Demografische Entwicklung verstärkt Druck auf Notfallversorgung – Reformgesetz soll digitale Vernetzung und Transparenz stärken

Die Bundesregierung erwartet in den kommenden Jahren eine zunehmende Belastung der Notfallversorgung infolge der demografischen Entwicklung. Das geht aus der Antwort der Bundesregierung (21/3269) auf eine Kleine Anfrage der AfD-Fraktion (21/2971) hervor. Demnach waren im Jahr 2023 bundesweit rund 90.000 Personen als Fachkräfte im Rettungsdienst tätig, darunter Notfallsanitäter, Rettungsassistenten, Rettungssanitäter und Betriebssanitäter.

Mit dem aktuell abgestimmten Referentenentwurf für ein Gesetz zur Reform der Notfallversorgung will die Bundesregierung strukturelle Verbesserungen im Rettungswesen anstoßen. Vorgesehen ist unter anderem, die typischen Leistungen der medizinischen Notfallrettung – Leitstellen-Notfallmanagement, Versorgung vor Ort und Transport – als eigenständiges Leistungssegment im Sozialgesetzbuch zu verankern. Dadurch sollen Kosten- und Leistungstransparenz erhöht sowie die digitale Vernetzung mit anderen Bereichen der Notfallversorgung verbessert werden.

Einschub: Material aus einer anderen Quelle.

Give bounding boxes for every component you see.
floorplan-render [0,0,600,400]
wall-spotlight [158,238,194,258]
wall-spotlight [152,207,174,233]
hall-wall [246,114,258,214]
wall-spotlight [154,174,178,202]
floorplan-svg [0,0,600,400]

Ziel der Reform sei eine „effizientere und bedarfsgerechtere Steuerung von Patientinnen und Patienten“ sowie eine Entlastung kostenintensiver Versorgungsstrukturen. Eine zentrale Rolle komme hierbei der Digitalisierung des Rettungsdienstes zu. Darüber hinaus soll ein Fachgremium unter Beteiligung relevanter Akteure Empfehlungen für perspektivisch bundeseinheitliche Standards in der medizinischen Notfallrettung entwickeln.